Supreme Court permits NZ citizen's extradition to China for murder

Kyung Yup Kim is the longest-serving prisoner not to face trial in NZ's modern history

Supreme Court permits NZ citizen's extradition to China for murder

The Supreme Court has permitted a New Zealand citizen’s extradition to China so that he can stand trial for murder.

Korean-born New Zealand citizen Kyung Yup Kim was accused of fatally beating and strangling 20-year-old Peiyun Chen while visiting Shanghai in 2009. He was arrested in 2011 and in 2013, the District Court ruled that he could be extradited to China.

In 2016, the High Court affirmed the decision of then-Minister of Justice Amy Adams to surrender Kim to Chinese authorities. However, the ruling was reversed in the appeals court three years later, ensuring that the case went to the top court.

Kim is the longest-serving prisoner not to face trial in New Zealand’s modern history, having spent five years incarcerated and another three on electronic monitoring. In his appeal to the Supreme Court earlier this year, Kim alleged that if he was forced to stand trial in China, he could face torture, risk not receiving a fair trial, and be deprived of emergency healthcare.

In a 3-2 decision handed down on 13 April, the Supreme Court quashed the Court of Appeal’s 2019 ruling, reinstating Adams’ decision to extradite Kim to China. Supreme Court justices determined that there was “no real risk” that Kim would be tortured.

“While the prohibition on torture is absolute, if no substantial grounds exist for believing an individual accused is at risk of torture because of the assurances provided, the individual should not avoid prosecution for a serious crime,” the court said.

The court also accepted the Crown’s submission that Chinese authorities would honour Kim’s right to a fair trial.

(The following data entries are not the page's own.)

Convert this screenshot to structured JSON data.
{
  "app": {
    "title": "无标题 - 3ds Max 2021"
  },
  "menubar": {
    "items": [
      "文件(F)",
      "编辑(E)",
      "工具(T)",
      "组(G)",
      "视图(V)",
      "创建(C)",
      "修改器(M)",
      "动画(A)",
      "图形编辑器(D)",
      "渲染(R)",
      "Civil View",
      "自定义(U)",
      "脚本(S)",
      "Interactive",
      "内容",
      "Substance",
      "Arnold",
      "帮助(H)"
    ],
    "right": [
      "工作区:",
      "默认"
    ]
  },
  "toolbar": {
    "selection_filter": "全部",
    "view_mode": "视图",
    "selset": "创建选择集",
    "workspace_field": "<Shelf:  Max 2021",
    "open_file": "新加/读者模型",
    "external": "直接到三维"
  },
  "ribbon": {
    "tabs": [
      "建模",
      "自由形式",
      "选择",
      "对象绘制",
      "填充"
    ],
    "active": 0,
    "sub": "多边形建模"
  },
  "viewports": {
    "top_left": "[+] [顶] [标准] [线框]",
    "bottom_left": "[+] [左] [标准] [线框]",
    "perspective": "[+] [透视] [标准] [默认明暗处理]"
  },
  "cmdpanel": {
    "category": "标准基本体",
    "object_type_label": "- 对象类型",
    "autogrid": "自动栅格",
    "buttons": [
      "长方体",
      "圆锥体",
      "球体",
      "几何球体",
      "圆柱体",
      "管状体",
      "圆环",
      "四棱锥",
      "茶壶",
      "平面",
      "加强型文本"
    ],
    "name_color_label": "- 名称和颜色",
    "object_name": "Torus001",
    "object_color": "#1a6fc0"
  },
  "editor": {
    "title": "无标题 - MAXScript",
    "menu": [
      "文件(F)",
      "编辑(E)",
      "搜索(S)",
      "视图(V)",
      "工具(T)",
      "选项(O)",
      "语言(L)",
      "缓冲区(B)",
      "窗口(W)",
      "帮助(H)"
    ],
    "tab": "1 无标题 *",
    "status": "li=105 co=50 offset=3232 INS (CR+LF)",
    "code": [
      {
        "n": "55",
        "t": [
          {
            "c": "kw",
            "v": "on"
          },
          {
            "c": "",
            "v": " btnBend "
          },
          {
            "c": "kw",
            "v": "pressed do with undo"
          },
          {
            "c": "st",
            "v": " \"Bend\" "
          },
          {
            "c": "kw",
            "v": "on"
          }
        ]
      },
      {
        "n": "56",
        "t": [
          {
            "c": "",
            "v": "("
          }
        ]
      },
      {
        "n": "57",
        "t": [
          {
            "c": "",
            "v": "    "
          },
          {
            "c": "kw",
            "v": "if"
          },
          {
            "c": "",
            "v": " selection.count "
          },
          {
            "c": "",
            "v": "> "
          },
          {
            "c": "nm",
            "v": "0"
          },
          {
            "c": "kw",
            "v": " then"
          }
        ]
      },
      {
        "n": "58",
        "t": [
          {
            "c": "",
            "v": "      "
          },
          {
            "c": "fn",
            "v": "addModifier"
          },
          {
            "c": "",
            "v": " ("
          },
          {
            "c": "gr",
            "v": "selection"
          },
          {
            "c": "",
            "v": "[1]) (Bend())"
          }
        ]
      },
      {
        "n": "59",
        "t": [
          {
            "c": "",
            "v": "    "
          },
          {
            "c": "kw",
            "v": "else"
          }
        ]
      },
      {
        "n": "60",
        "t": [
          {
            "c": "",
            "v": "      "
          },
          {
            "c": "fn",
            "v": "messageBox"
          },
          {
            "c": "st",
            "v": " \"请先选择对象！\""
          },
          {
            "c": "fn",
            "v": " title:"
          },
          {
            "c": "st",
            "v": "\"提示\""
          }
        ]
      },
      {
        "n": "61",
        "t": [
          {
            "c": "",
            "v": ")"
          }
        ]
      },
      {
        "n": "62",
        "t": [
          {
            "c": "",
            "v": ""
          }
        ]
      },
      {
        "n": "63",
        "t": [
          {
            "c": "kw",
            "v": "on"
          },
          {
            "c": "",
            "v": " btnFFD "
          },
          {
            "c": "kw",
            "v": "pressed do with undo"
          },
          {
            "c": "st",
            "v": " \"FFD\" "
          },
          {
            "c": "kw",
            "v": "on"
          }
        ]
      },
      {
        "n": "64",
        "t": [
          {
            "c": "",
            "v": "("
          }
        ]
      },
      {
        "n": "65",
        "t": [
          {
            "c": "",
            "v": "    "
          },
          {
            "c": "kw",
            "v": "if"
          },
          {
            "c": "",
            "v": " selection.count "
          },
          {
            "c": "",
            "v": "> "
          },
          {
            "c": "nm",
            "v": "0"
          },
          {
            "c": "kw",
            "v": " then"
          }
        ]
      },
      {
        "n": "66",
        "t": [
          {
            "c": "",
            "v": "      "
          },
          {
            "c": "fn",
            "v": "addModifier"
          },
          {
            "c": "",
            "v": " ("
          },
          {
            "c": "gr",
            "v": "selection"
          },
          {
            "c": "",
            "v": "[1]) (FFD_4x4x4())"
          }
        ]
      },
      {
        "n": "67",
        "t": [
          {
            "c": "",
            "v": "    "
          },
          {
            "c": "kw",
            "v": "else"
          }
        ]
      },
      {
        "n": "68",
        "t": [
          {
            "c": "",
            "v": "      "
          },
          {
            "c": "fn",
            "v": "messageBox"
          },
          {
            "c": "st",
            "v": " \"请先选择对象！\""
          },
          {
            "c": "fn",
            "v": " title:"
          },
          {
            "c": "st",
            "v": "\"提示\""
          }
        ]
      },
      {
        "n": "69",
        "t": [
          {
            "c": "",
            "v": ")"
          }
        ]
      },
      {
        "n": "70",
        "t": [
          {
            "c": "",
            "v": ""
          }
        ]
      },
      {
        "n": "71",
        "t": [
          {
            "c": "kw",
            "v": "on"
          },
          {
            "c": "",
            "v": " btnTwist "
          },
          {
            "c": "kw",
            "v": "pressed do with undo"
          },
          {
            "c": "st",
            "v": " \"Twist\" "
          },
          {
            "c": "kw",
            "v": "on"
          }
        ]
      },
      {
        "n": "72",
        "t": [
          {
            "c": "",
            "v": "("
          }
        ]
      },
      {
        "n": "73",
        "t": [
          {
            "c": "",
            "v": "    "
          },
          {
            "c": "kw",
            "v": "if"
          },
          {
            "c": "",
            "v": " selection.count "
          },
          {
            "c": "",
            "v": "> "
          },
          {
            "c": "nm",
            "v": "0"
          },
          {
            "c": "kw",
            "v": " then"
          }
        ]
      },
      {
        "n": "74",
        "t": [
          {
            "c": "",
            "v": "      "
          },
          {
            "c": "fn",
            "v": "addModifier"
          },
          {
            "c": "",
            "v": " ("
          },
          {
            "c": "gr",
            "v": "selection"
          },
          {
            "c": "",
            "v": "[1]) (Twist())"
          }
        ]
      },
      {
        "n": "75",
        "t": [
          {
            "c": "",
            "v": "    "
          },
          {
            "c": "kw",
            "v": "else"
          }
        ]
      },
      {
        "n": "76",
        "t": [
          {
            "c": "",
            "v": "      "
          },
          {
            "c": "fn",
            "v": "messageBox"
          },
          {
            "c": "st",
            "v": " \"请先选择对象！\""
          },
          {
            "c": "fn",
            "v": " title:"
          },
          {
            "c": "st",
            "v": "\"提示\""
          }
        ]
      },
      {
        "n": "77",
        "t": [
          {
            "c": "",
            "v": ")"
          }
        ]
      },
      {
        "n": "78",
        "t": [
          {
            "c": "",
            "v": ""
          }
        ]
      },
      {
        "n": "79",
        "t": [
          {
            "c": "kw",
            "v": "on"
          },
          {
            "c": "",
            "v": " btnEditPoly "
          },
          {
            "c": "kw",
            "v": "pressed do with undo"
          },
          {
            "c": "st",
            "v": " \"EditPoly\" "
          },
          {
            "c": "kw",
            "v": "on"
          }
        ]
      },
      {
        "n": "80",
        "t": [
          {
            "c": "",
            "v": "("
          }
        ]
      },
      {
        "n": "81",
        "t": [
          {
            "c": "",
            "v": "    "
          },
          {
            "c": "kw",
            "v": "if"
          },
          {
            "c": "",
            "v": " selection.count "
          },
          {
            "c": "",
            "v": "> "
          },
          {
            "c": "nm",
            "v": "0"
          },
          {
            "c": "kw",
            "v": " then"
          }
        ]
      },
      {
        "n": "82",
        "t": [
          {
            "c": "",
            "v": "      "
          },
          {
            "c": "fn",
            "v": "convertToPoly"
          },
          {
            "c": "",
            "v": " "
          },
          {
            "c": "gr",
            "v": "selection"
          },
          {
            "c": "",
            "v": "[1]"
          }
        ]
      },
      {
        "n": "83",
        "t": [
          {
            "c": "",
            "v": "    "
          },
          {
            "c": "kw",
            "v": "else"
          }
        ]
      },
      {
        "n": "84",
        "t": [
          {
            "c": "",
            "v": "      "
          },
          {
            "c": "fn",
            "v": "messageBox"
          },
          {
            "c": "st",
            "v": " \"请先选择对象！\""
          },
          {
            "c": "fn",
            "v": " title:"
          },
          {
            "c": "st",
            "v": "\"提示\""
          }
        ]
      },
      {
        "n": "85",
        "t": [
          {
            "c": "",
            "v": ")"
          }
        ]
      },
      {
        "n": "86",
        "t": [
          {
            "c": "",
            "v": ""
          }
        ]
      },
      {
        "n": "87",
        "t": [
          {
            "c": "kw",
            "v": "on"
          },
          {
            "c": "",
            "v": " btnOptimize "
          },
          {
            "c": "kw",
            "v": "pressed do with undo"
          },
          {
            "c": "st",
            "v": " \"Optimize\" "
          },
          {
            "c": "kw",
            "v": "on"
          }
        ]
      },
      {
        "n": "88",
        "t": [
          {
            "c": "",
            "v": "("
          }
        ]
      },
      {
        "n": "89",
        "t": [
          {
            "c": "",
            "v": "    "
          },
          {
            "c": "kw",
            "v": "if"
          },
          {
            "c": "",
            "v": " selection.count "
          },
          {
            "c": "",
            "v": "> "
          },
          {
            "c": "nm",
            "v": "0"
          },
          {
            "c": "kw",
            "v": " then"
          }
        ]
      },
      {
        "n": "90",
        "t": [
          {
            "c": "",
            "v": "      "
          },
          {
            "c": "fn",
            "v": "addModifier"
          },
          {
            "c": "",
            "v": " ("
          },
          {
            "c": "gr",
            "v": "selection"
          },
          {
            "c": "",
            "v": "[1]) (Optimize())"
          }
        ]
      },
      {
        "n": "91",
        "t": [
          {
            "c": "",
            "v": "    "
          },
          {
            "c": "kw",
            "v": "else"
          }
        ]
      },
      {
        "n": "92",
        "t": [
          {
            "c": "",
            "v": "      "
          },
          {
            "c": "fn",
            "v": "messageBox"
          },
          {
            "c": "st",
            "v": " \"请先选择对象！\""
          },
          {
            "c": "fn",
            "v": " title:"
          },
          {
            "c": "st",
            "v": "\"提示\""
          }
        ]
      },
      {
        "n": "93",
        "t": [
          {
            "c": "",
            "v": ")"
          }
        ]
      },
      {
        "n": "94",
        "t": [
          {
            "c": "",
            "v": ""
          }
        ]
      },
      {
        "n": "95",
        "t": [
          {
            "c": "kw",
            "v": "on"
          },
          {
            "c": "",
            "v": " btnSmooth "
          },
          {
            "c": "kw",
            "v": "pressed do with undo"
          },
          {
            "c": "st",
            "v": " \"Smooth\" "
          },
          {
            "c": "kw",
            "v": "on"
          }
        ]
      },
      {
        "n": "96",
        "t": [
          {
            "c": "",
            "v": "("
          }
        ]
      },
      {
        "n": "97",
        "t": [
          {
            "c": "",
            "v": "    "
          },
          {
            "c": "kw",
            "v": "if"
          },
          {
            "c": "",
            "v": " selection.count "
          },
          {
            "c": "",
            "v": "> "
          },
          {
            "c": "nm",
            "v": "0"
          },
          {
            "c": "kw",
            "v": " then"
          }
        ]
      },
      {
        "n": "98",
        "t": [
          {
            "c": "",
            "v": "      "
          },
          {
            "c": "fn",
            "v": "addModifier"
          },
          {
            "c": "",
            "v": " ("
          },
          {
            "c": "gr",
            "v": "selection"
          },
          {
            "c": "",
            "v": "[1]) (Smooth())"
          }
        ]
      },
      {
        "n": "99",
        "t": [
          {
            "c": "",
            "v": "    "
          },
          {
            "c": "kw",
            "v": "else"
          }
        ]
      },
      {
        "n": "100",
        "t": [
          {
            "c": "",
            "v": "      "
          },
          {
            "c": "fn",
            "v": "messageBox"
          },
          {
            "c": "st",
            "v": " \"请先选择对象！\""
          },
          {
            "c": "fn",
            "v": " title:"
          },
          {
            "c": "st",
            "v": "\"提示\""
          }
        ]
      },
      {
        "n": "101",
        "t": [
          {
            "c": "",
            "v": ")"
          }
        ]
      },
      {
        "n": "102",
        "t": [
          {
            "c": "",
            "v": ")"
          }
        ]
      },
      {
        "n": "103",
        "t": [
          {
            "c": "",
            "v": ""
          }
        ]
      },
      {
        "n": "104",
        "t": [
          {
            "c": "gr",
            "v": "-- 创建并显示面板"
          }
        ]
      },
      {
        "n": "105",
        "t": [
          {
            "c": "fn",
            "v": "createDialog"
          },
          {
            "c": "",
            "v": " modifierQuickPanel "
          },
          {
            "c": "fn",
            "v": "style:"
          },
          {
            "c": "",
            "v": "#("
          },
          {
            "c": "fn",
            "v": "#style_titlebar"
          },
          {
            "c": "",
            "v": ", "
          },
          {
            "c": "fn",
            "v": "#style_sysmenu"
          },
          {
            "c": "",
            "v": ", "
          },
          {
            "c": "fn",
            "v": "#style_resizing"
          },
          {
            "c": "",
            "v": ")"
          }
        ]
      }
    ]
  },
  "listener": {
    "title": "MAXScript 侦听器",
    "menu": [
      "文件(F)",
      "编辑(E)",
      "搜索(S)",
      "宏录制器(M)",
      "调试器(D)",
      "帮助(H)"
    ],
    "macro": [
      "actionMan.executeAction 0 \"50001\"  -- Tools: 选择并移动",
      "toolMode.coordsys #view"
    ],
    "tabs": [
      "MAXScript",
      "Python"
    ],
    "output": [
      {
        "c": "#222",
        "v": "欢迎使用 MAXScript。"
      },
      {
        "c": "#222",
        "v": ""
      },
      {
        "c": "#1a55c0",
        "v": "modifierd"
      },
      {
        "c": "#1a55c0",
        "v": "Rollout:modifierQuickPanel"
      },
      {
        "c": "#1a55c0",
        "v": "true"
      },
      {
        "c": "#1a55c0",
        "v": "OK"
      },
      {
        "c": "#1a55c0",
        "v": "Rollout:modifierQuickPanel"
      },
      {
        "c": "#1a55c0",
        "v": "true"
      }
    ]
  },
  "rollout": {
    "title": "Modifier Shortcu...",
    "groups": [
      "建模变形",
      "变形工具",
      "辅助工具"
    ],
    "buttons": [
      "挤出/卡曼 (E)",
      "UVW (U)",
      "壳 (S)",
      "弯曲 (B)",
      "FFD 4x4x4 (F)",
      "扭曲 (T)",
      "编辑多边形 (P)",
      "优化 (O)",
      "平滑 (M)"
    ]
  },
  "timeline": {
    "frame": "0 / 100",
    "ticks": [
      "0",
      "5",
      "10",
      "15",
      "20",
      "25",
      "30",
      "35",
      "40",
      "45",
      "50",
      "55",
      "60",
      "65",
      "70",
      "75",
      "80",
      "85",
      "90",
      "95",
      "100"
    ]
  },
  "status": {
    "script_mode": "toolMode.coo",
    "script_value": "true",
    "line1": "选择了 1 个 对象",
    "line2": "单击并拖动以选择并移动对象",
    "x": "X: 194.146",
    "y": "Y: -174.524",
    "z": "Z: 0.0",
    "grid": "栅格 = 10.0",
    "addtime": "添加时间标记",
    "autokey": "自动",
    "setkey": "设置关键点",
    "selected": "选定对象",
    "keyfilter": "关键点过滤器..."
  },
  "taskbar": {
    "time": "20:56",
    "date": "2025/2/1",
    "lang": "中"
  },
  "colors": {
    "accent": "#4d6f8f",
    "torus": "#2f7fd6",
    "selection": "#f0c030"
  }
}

Tony Ellis, the lawyer representing Kim, told the NZ Herald that the decision was “a bad example of the only western country to agree to extradite somebody to China” and a “backwards step for international human rights law of some significance.” Nonetheless, the Herald reported that Ellis intended to delay the Supreme Court’s orders through a number of means.

The lawyer is currently requesting current Justice Minister Kris Faafoi to reconsider the extradition decision due to Kim’s existing health issues, which include depression, a brain tumour, and liver and kidney disease. Ellis will also reportedly request an injunction from the United Nations Human Rights Committee.

“New Zealand has never been faced with that before so we don’t really know whether they will agree to it or not,” Ellis told the Herald.